To remain eternal protagonists, we have not been able to encourage our children enough to take on the world; instead, we pushed them little by little into a limbo consisting of small pleasures at hand: a kind of toy land that prolongs adolescence, a place that we want to protect against the experience of pain, but which prevents growth. Why encourage them to think, plan, think big? Why let them discover that they may not be afraid; who can, if only they want to, truly renew their lives with their dreams? Why pressure them to “kill the father”? After all, it’s better for them to just “play” with sex, drugs, technology and leave the generation of forever Young the last word on what really matters, and maintain the idea that theirs (ours) was the only true and only “revolution” still possible.

This perhaps unconscious cultural operation has also resulted in making us prisoners of our own project, because only those who agree to become adults can give life to truly generative projects. Avoiding going into time, not accepting to grow old and die, rejecting the need and beauty of passing the baton on to others, never means developing one’s own generativity fully. We have thus become a generation in many ways sterile, and unable to pass on the “father’s gift” to the (few) born children.

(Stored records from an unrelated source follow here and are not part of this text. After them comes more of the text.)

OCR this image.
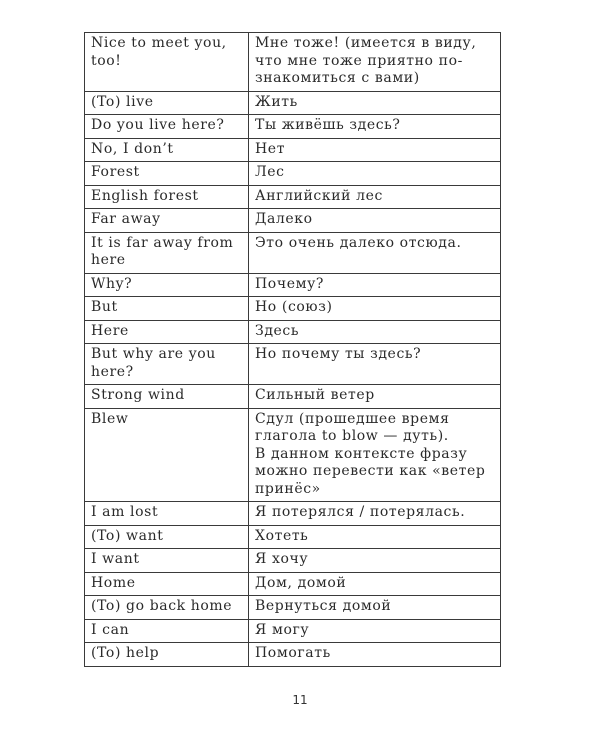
Nice to meet you, too!	Мне тоже! (имеется в виду,
что мне тоже приятно по-
знакомиться с вами)
(To) live	Жить
Do you live here?	Ты живёшь здесь?
No, I don’t	Нет
Forest	Лес
English forest	Английский лес
Far away	Далеко
It is far away from here	Это очень далеко отсюда.
Why?	Почему?
But	Но (союз)
Here	Здесь
But why are you here?	Но почему ты здесь?
Strong wind	Сильный ветер
Blew	Сдул (прошедшее время
глагола to blow — дуть).
В данном контексте фразу
можно перевести как «ветер
принёс»
I am lost	Я потерялся / потерялась.
(To) want	Хотеть
I want	Я хочу
Home	Дом, домой
(To) go back home	Вернуться домой
I can	Я могу
(To) help	Помогать
11
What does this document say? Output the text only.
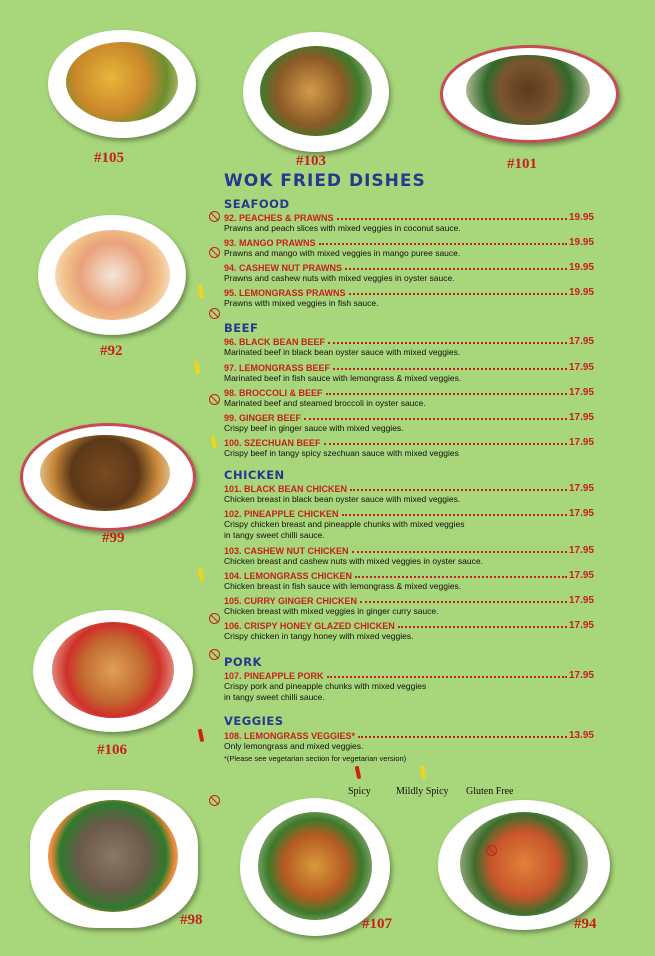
#105	#103	#101
#92
#99
#106
#98	#107	#94
WOK FRIED DISHES
SEAFOOD
BEEF
CHICKEN
PORK
VEGGIES
92. PEACHES & PRAWNS	19.95
Prawns and peach slices with mixed veggies in coconut sauce.
93. MANGO PRAWNS	19.95
Prawns and mango with mixed veggies in mango puree sauce.
94. CASHEW NUT PRAWNS	19.95
Prawns and cashew nuts with mixed veggies in oyster sauce.
95. LEMONGRASS PRAWNS	19.95
Prawns with mixed veggies in fish sauce.
96. BLACK BEAN BEEF	17.95
Marinated beef in black bean oyster sauce with mixed veggies.
97. LEMONGRASS BEEF	17.95
Marinated beef in fish sauce with lemongrass & mixed veggies.
98. BROCCOLI & BEEF	17.95
Marinated beef and steamed broccoli in oyster sauce.
99. GINGER BEEF	17.95
Crispy beef in ginger sauce with mixed veggies.
100. SZECHUAN BEEF	17.95
Crispy beef in tangy spicy szechuan sauce with mixed veggies
101. BLACK BEAN CHICKEN	17.95
Chicken breast in black bean oyster sauce with mixed veggies.
102. PINEAPPLE CHICKEN	17.95
Crispy chicken breast and pineapple chunks with mixed veggies
in tangy sweet chilli sauce.
103. CASHEW NUT CHICKEN	17.95
Chicken breast and cashew nuts with mixed veggies in oyster sauce.
104. LEMONGRASS CHICKEN	17.95
Chicken breast in fish sauce with lemongrass & mixed veggies.
105. CURRY GINGER CHICKEN	17.95
Chicken breast with mixed veggies in ginger curry sauce.
106. CRISPY HONEY GLAZED CHICKEN	17.95
Crispy chicken in tangy honey with mixed veggies.
107. PINEAPPLE PORK	17.95
Crispy pork and pineapple chunks with mixed veggies
in tangy sweet chilli sauce.
108. LEMONGRASS VEGGIES*	13.95
Only lemongrass and mixed veggies.
*(Please see vegetarian section for vegetarian version)
Spicy	Mildly Spicy Gluten Free
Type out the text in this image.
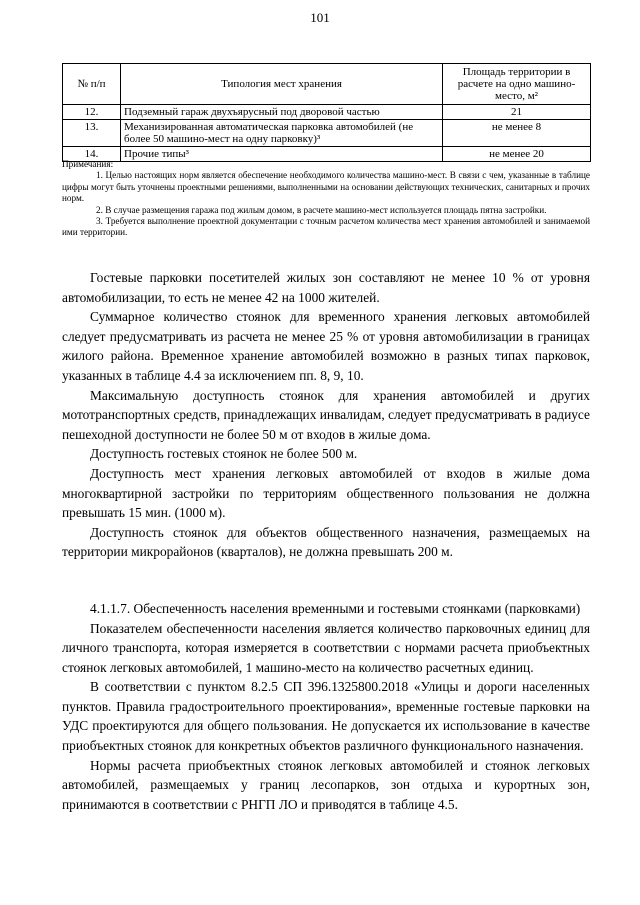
101
№ п/п	Типология мест хранения	Площадь территории в расчете на одно машино-место, м²
12.	Подземный гараж двухъярусный под дворовой частью	21
13.	Механизированная автоматическая парковка автомобилей (не более 50 машино-мест на одну парковку)³	не менее 8
14.	Прочие типы³	не менее 20

Примечания:

1. Целью настоящих норм является обеспечение необходимого количества машино-мест. В связи с чем, указанные в таблице цифры могут быть уточнены проектными решениями, выполненными на основании действующих технических, санитарных и прочих норм.

2. В случае размещения гаража под жилым домом, в расчете машино-мест используется площадь пятна застройки.

3. Требуется выполнение проектной документации с точным расчетом количества мест хранения автомобилей и занимаемой ими территории.

Гостевые парковки посетителей жилых зон составляют не менее 10 % от уровня автомобилизации, то есть не менее 42 на 1000 жителей.

Суммарное количество стоянок для временного хранения легковых автомобилей следует предусматривать из расчета не менее 25 % от уровня автомобилизации в границах жилого района. Временное хранение автомобилей возможно в разных типах парковок, указанных в таблице 4.4 за исключением пп. 8, 9, 10.

Максимальную доступность стоянок для хранения автомобилей и других мототранспортных средств, принадлежащих инвалидам, следует предусматривать в радиусе пешеходной доступности не более 50 м от входов в жилые дома.

Доступность гостевых стоянок не более 500 м.

Доступность мест хранения легковых автомобилей от входов в жилые дома многоквартирной застройки по территориям общественного пользования не должна превышать 15 мин. (1000 м).

Доступность стоянок для объектов общественного назначения, размещаемых на территории микрорайонов (кварталов), не должна превышать 200 м.

4.1.1.7. Обеспеченность населения временными и гостевыми стоянками (парковками)

Показателем обеспеченности населения является количество парковочных единиц для личного транспорта, которая измеряется в соответствии с нормами расчета приобъектных стоянок легковых автомобилей, 1 машино-место на количество расчетных единиц.

В соответствии с пунктом 8.2.5 СП 396.1325800.2018 «Улицы и дороги населенных пунктов. Правила градостроительного проектирования», временные гостевые парковки на УДС проектируются для общего пользования. Не допускается их использование в качестве приобъектных стоянок для конкретных объектов различного функционального назначения.

Нормы расчета приобъектных стоянок легковых автомобилей и стоянок легковых автомобилей, размещаемых у границ лесопарков, зон отдыха и курортных зон, принимаются в соответствии с РНГП ЛО и приводятся в таблице 4.5.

Adult-young (“adults” as they are called today) are approaching sunset without having fully enjoyed the wonderful experience of having multiplied life; often they seem to have gone directly from youth to old age without bearing fruit. When this is the case, it is not easy to confront this reality; if life fades out accompanied by an irreparable experience of sterility, it is not easy really to be on the side of those who can still be fertile.

The generation of children is therefore under the unconscious attack of envy from fathers and mothers, who due to this unconscious feeling of envy can not support and encourage real life projects and confident openness to the future of their children. Perhaps that is why our culture legitimizes and encourages death projects, which, however, always cover themselves with an apparent reasonableness: the younger ones make it clear that it is better not to suffer, not to risk and above all not to dare . to cross the line of icy conformity, of the politically correct, which we ourselves have established. The new generations should try to believe more in themselves, take courage and eventually rebel against us, adults too often sterile: There is still much to discover, to think about, to invent; not everything has been said and the world needs the new look of their eyes that is capable of seeing things that we do not see. The world must once again be overwhelmed by the wonderful progress of life that only the new generations can bring.